[ This bug is one of the recommendations in the W3C's "Common User Agent Problems" document, URL above. One bug has been filed on each recommendation, for deciding whether we do it and, if not, whether we should. ] 1.8 Provide a mechanism to allow authentication information to expire. Many browsers allow configuration to save HTTP authentication [RFC2616, RFC2617] information ("remember my password"). They should also allow users to "flush" that authentication information on request. For instance, the user may wish to leave the user agent running but tell it to forget the password to access the user's bank account. Wrong: Most user agents consider that authentication information (e.g., password) provided by a user for a server/realm pair during a session is immutable for the duration of the session.

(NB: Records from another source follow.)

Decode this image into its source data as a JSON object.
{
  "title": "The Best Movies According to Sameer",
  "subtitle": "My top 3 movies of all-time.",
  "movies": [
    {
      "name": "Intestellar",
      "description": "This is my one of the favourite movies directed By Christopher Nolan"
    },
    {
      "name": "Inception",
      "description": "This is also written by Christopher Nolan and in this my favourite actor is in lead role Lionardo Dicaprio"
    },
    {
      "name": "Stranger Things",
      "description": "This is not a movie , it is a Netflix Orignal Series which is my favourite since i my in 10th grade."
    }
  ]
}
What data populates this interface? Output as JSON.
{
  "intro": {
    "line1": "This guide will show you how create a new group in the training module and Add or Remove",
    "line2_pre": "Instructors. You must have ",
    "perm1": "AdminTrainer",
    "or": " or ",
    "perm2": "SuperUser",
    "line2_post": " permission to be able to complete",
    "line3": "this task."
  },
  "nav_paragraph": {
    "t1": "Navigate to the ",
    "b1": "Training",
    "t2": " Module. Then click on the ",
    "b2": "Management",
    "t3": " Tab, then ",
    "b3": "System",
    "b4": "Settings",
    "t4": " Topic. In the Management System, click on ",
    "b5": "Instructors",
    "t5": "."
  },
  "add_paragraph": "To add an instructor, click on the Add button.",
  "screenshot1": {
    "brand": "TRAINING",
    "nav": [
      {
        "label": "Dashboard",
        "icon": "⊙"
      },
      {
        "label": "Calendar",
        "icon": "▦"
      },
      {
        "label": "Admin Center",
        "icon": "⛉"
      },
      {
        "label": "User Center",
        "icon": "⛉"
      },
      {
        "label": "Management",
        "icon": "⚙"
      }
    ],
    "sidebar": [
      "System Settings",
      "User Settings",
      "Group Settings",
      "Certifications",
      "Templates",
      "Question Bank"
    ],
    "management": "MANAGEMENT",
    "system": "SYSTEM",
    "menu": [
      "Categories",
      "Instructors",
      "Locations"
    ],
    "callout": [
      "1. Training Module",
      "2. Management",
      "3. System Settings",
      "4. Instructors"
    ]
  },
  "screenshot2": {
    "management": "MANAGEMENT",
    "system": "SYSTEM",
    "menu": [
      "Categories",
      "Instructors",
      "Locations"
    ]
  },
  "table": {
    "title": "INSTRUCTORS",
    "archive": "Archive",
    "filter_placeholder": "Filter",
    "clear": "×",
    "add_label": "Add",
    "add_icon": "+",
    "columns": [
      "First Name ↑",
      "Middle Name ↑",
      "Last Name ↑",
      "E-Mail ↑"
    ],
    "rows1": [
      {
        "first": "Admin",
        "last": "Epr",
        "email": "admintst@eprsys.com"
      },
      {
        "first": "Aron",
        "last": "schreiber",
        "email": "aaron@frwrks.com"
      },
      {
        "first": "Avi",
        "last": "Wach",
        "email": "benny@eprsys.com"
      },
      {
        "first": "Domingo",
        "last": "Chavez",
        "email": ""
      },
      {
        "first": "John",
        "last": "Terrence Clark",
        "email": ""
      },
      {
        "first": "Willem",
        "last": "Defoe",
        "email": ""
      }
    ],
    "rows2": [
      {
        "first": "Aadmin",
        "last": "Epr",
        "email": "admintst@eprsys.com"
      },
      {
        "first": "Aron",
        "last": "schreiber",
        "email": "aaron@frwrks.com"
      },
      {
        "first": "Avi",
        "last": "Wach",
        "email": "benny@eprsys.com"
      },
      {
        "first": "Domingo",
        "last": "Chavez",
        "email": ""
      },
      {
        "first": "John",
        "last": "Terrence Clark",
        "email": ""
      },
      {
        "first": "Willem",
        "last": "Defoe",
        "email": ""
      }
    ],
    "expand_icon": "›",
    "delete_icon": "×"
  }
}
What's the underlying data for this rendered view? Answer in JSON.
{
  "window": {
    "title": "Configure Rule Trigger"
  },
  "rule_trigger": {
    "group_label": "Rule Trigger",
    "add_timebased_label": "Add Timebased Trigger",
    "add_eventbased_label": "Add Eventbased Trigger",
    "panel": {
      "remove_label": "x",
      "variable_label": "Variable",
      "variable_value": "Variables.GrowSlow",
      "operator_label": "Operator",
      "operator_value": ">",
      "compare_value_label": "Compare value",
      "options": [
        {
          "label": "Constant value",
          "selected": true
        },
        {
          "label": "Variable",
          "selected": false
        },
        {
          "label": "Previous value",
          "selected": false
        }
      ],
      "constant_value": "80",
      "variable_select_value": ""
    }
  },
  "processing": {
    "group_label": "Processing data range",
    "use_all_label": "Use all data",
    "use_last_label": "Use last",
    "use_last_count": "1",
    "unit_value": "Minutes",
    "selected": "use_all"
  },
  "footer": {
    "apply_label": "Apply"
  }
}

*** This bug has been marked as a duplicate of 55181 ***
The bug, which is about compliance with the guidelines, is blocked by bug 55181. Marking as such, and reopening. We should only close this bug when we comply :-) Gerv
Reassigning to Gagan.
mstolz: You said "Assigning to gagan" and assigned to email@example.com. Isn't gagan firstname.lastname@example.org? Gerv
mass move, v2. qa to me.
moving neeti's futured bugs for triaging.
hmm... there's other bugs already on file having to do with providing an explicit logout mechanism... this RFE should probably be included/considered with the work to solve that bug.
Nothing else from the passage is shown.